Funk: "Ein normales Spiel wird das nie sein": 50. Eishockey-Derby in Berlin
zuletzt aktualisiert: 14.09.2000 - 15:49Berlin (sid). Prügel auf dem Eis, Prügel auf den Rängen, West gegen Ost - das Duell der Berliner Erzrivalen Capitals und Eisbären sorgt in der Deutschen Eishockey-Liga (DEL) traditionell für große Unterhaltung. Auch wenn die Massenschlägereien auf den Zuschauertribünen in den vergangenen Jahren seltener geworden sind, elektrisiert das 50. Stadtduell am Sonntag die Fans und Beteiligten wie eh und je.

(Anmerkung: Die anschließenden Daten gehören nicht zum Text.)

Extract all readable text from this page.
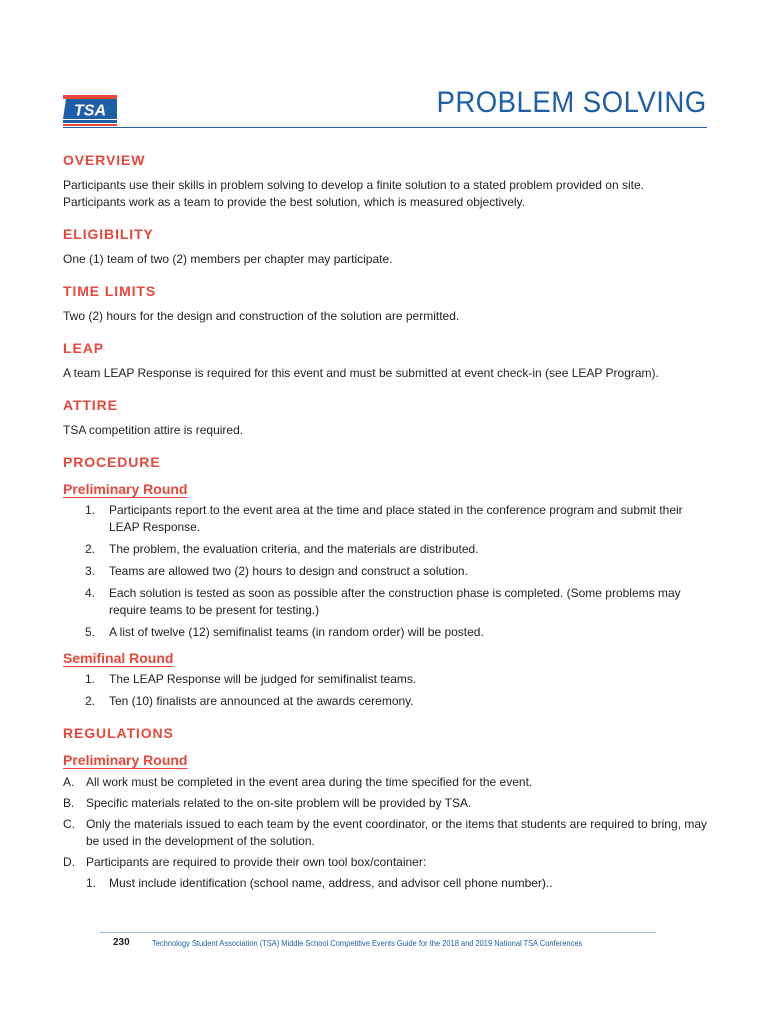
TSA	PROBLEM SOLVING
OVERVIEW

Participants use their skills in problem solving to develop a finite solution to a stated problem provided on site. Participants work as a team to provide the best solution, which is measured objectively.

ELIGIBILITY

One (1) team of two (2) members per chapter may participate.

TIME LIMITS

Two (2) hours for the design and construction of the solution are permitted.

LEAP

A team LEAP Response is required for this event and must be submitted at event check-in (see LEAP Program).

ATTIRE

TSA competition attire is required.

PROCEDURE
Preliminary Round
1. Participants report to the event area at the time and place stated in the conference program and submit their LEAP Response.
2. The problem, the evaluation criteria, and the materials are distributed.
3. Teams are allowed two (2) hours to design and construct a solution.
4. Each solution is tested as soon as possible after the construction phase is completed. (Some problems may require teams to be present for testing.)
5. A list of twelve (12) semifinalist teams (in random order) will be posted.
Semifinal Round
1. The LEAP Response will be judged for semifinalist teams.
2. Ten (10) finalists are announced at the awards ceremony.
REGULATIONS
Preliminary Round
A. All work must be completed in the event area during the time specified for the event.
B. Specific materials related to the on-site problem will be provided by TSA.
C. Only the materials issued to each team by the event coordinator, or the items that students are required to bring, may be used in the development of the solution.
D. Participants are required to provide their own tool box/container:
1. Must include identification (school name, address, and advisor cell phone number)..
230	Technology Student Association (TSA) Middle School Competitive Events Guide for the 2018 and 2019 National TSA Conferences
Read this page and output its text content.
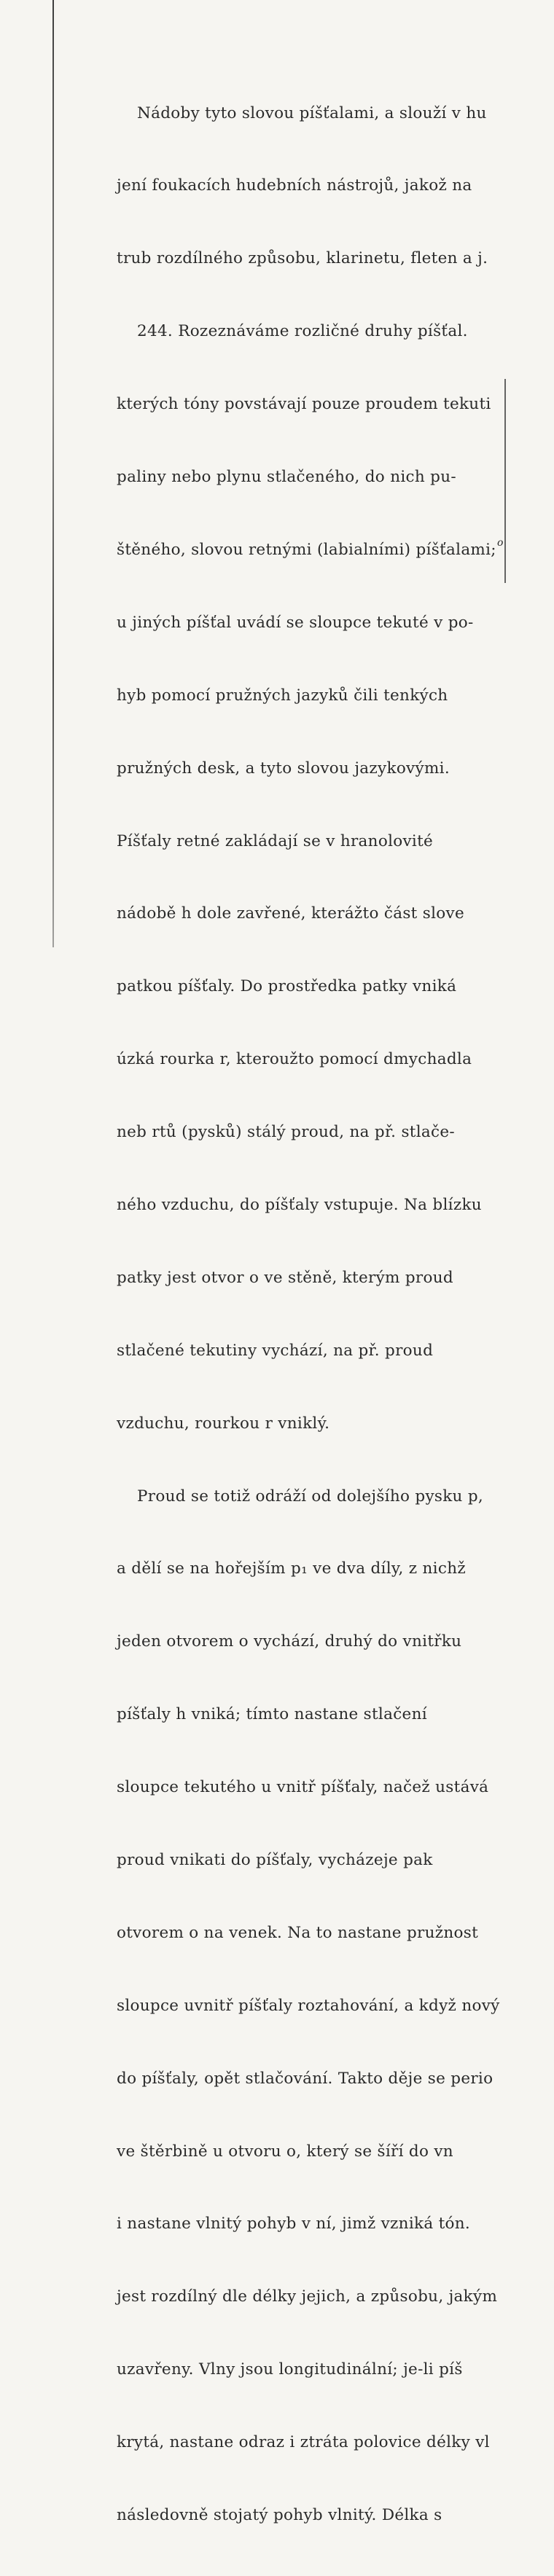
Nádoby tyto slovou píšťalami, a slouží v hu

jení foukacích hudebních nástrojů, jakož na

trub rozdílného způsobu, klarinetu, fleten a j.

244. Rozeznáváme rozličné druhy píšťal.

kterých tóny povstávají pouze proudem tekuti

paliny nebo plynu stlačeného, do nich pu-

štěného, slovou retnými (labialními) píšťalami;

u jiných píšťal uvádí se sloupce tekuté v po-

hyb pomocí pružných jazyků čili tenkých

pružných desk, a tyto slovou jazykovými.

Píšťaly retné zakládají se v hranolovité

nádobě h dole zavřené, kterážto část slove

patkou píšťaly. Do prostředka patky vniká

úzká rourka r, kteroužto pomocí dmychadla

neb rtů (pysků) stálý proud, na př. stlače-

ného vzduchu, do píšťaly vstupuje. Na blízku

patky jest otvor o ve stěně, kterým proud

stlačené tekutiny vychází, na př. proud

vzduchu, rourkou r vniklý.

Proud se totiž odráží od dolejšího pysku p,

a dělí se na hořejším p₁ ve dva díly, z nichž

jeden otvorem o vychází, druhý do vnitřku

píšťaly h vniká; tímto nastane stlačení

sloupce tekutého u vnitř píšťaly, načež ustává

proud vnikati do píšťaly, vycházeje pak

otvorem o na venek. Na to nastane pružnost

sloupce uvnitř píšťaly roztahování, a když nový

do píšťaly, opět stlačování. Takto děje se perio

ve štěrbině u otvoru o, který se šíří do vn

i nastane vlnitý pohyb v ní, jimž vzniká tón.

jest rozdílný dle délky jejich, a způsobu, jakým

uzavřeny. Vlny jsou longitudinální; je-li píš

krytá, nastane odraz i ztráta polovice délky vl

následovně stojatý pohyb vlnitý. Délka s

o
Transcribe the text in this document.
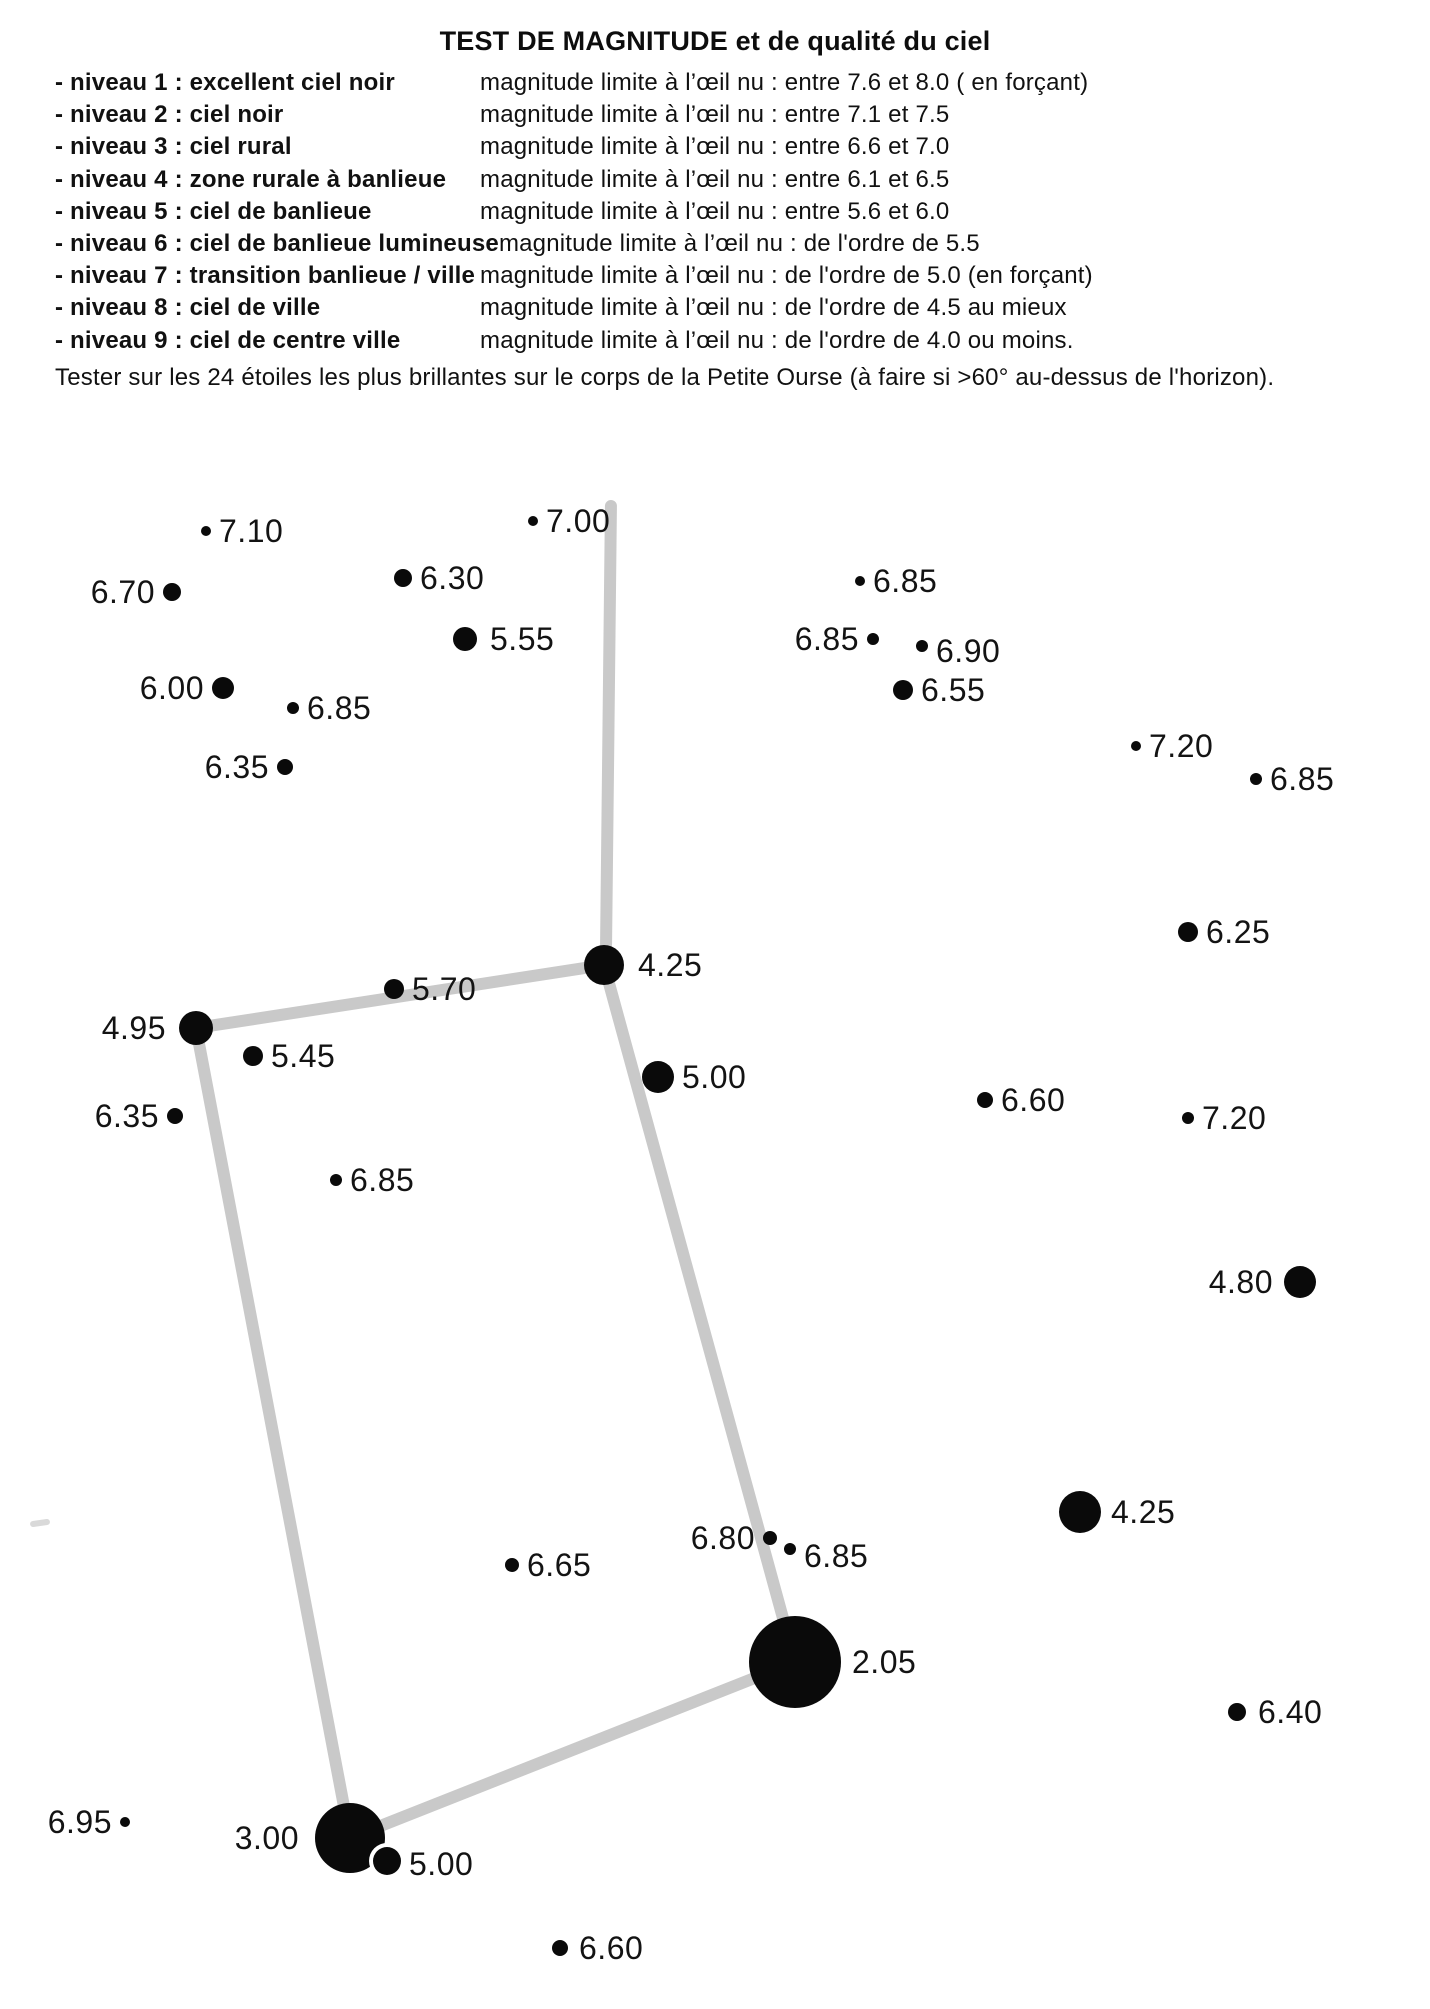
TEST DE MAGNITUDE et de qualité du ciel
- niveau 1 : excellent ciel noir	magnitude limite à l’œil nu : entre 7.6 et 8.0 ( en forçant)
- niveau 2 : ciel noir	magnitude limite à l’œil nu : entre 7.1 et 7.5
- niveau 3 : ciel rural	magnitude limite à l’œil nu : entre 6.6 et 7.0
- niveau 4 : zone rurale à banlieue	magnitude limite à l’œil nu : entre 6.1 et 6.5
- niveau 5 : ciel de banlieue	magnitude limite à l’œil nu : entre 5.6 et 6.0
- niveau 6 : ciel de banlieue lumineuse magnitude limite à l’œil nu : de l'ordre de 5.5
- niveau 7 : transition banlieue / ville magnitude limite à l’œil nu : de l'ordre de 5.0 (en forçant)
- niveau 8 : ciel de ville	magnitude limite à l’œil nu : de l'ordre de 4.5 au mieux
- niveau 9 : ciel de centre ville	magnitude limite à l’œil nu : de l'ordre de 4.0 ou moins.

Tester sur les 24 étoiles les plus brillantes sur le corps de la Petite Ourse (à faire si >60° au-dessus de l'horizon).

7.10	7.00
6.70	6.30	6.85
5.55	6.85 6.90
6.00	6.55
6.85
6.35
7.20
6.85
6.25
4.25
5.70
4.95
5.45
6.35
5.00
6.60	7.20
6.85
4.80
4.25
6.65
6.80 6.85
2.05
6.40
6.95	3.00
5.00
6.60
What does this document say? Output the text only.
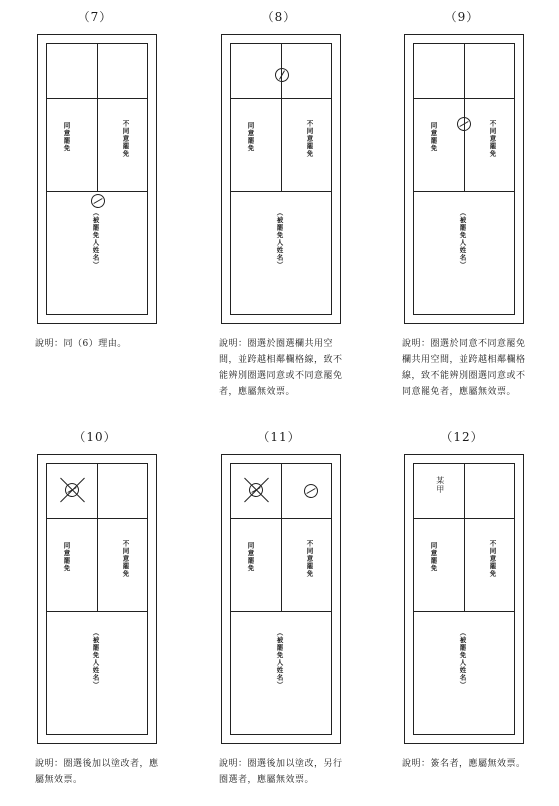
（7）
同意罷免	不同意罷免
（被罷免人姓名）
說明：同（6）理由。
（8）
同意罷免	不同意罷免
（被罷免人姓名）
說明：圈選於圈選欄共用空間，並跨越相鄰欄格線，致不能辨別圈選同意或不同意罷免者，應屬無效票。
（9）
同意罷免	不同意罷免
（被罷免人姓名）
說明：圈選於同意不同意罷免欄共用空間，並跨越相鄰欄格線，致不能辨別圈選同意或不同意罷免者，應屬無效票。
（10）
同意罷免	不同意罷免
（被罷免人姓名）
說明：圈選後加以塗改者，應屬無效票。
（11）
同意罷免	不同意罷免
（被罷免人姓名）
說明：圈選後加以塗改，另行圈選者，應屬無效票。
（12）
同意罷免	不同意罷免
（被罷免人姓名）
某甲
說明：簽名者，應屬無效票。
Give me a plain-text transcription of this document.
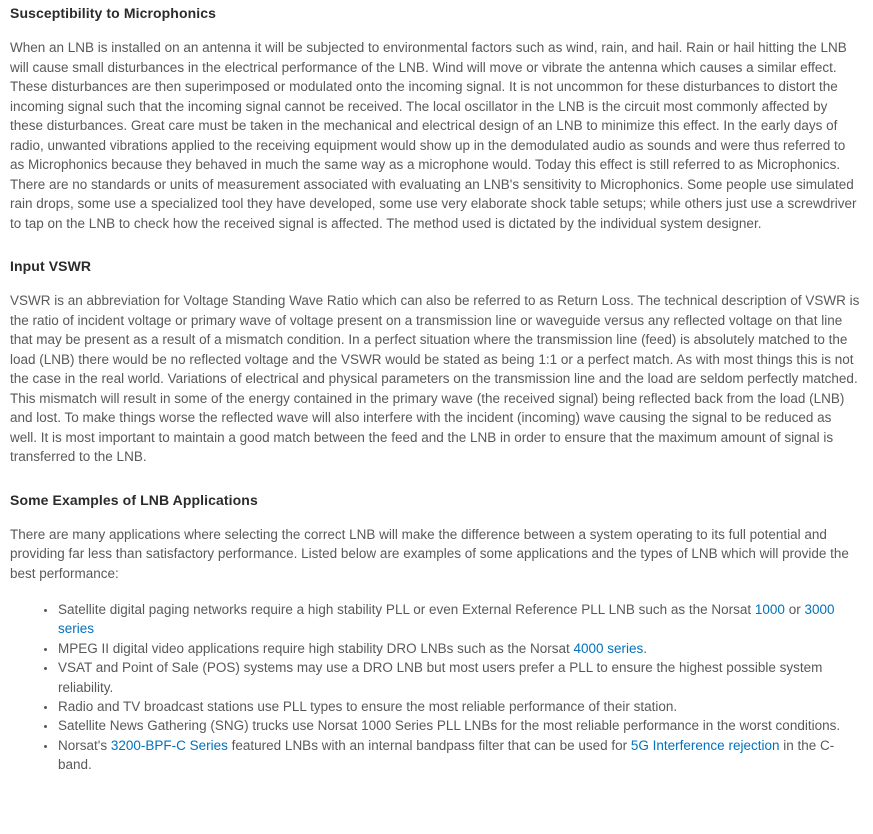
Susceptibility to Microphonics

When an LNB is installed on an antenna it will be subjected to environmental factors such as wind, rain, and hail. Rain or hail hitting the LNB will cause small disturbances in the electrical performance of the LNB. Wind will move or vibrate the antenna which causes a similar effect. These disturbances are then superimposed or modulated onto the incoming signal. It is not uncommon for these disturbances to distort the incoming signal such that the incoming signal cannot be received. The local oscillator in the LNB is the circuit most commonly affected by these disturbances. Great care must be taken in the mechanical and electrical design of an LNB to minimize this effect. In the early days of radio, unwanted vibrations applied to the receiving equipment would show up in the demodulated audio as sounds and were thus referred to as Microphonics because they behaved in much the same way as a microphone would. Today this effect is still referred to as Microphonics. There are no standards or units of measurement associated with evaluating an LNB's sensitivity to Microphonics. Some people use simulated rain drops, some use a specialized tool they have developed, some use very elaborate shock table setups; while others just use a screwdriver to tap on the LNB to check how the received signal is affected. The method used is dictated by the individual system designer.

Input VSWR

VSWR is an abbreviation for Voltage Standing Wave Ratio which can also be referred to as Return Loss. The technical description of VSWR is the ratio of incident voltage or primary wave of voltage present on a transmission line or waveguide versus any reflected voltage on that line that may be present as a result of a mismatch condition. In a perfect situation where the transmission line (feed) is absolutely matched to the load (LNB) there would be no reflected voltage and the VSWR would be stated as being 1:1 or a perfect match. As with most things this is not the case in the real world. Variations of electrical and physical parameters on the transmission line and the load are seldom perfectly matched. This mismatch will result in some of the energy contained in the primary wave (the received signal) being reflected back from the load (LNB) and lost. To make things worse the reflected wave will also interfere with the incident (incoming) wave causing the signal to be reduced as well. It is most important to maintain a good match between the feed and the LNB in order to ensure that the maximum amount of signal is transferred to the LNB.

Some Examples of LNB Applications

There are many applications where selecting the correct LNB will make the difference between a system operating to its full potential and providing far less than satisfactory performance. Listed below are examples of some applications and the types of LNB which will provide the best performance:

• Satellite digital paging networks require a high stability PLL or even External Reference PLL LNB such as the Norsat 1000 or 3000 series
• MPEG II digital video applications require high stability DRO LNBs such as the Norsat 4000 series.
• VSAT and Point of Sale (POS) systems may use a DRO LNB but most users prefer a PLL to ensure the highest possible system reliability.
• Radio and TV broadcast stations use PLL types to ensure the most reliable performance of their station.
• Satellite News Gathering (SNG) trucks use Norsat 1000 Series PLL LNBs for the most reliable performance in the worst conditions.
• Norsat's 3200-BPF-C Series featured LNBs with an internal bandpass filter that can be used for 5G Interference rejection in the C-band.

"Ein Derby wird hier nie ein normales Spiel sein. Keiner will da als Verlierer herausgehen, aber die Heißsporne auf beiden Seiten dürfen nicht über die Stränge schlagen", stellt Capitals-Sportdirektor Lorenz Funk klar. Niemand kennt die Zündstoff in diesem Duell besser als 225-malige Nationalspieler, der bereits für beide Klubs in verschiedenen Funktionen tätig war.
Mit dem Capitals-Vorgänger BSC Preussen gewann er in der 70er Jahren zwei deutsche Meisterschaften. Nach der Wende wechselte das Idol plötzlich die Seite und wirkte als Manager beim Erzrivalen Eisbären. Dort wurde der "Lenz" in der vorigen Saison abgeschoben und von Trainer Peter John Lee beerbt. Funk kehrte wieder zurück zu den Capitals und heizte die Stimmung vor dem Jubiläumsspiel jüngst noch mal richtig an, als er gegen Lee stichelte: "Mein größter Fehler ist gewesen, dass ich dich nicht entlassen habe".
Die Eisbären, die in Höhenschönhausen im Osten Berlin beheimatet sind, belegten in der vergangenen Saison nur den 13. Platz und enttäuschten am Dienstag beim 3:5 gegen die Revier Löwen in Oberhausen, nachdem es zum Saisonauftakt einen 4:3-Zittersieg gegen DEL-Neuling Iserlohn Roosters gab. Die Capitals, die vor dem Jubiläumsderby von den bisher 49 Lokalduellen 29 gewannen und 18 verloren, stehen ebenfalls stark unter Zugzwang. Mit einem 3:6 bei den Hannover Scorpions und einem 2:3 nach Penaltyschießen gegen die Moskitos Essen legte der Halbfinalist der Saison 1999/2000 einen klassischen Fehlstart hin.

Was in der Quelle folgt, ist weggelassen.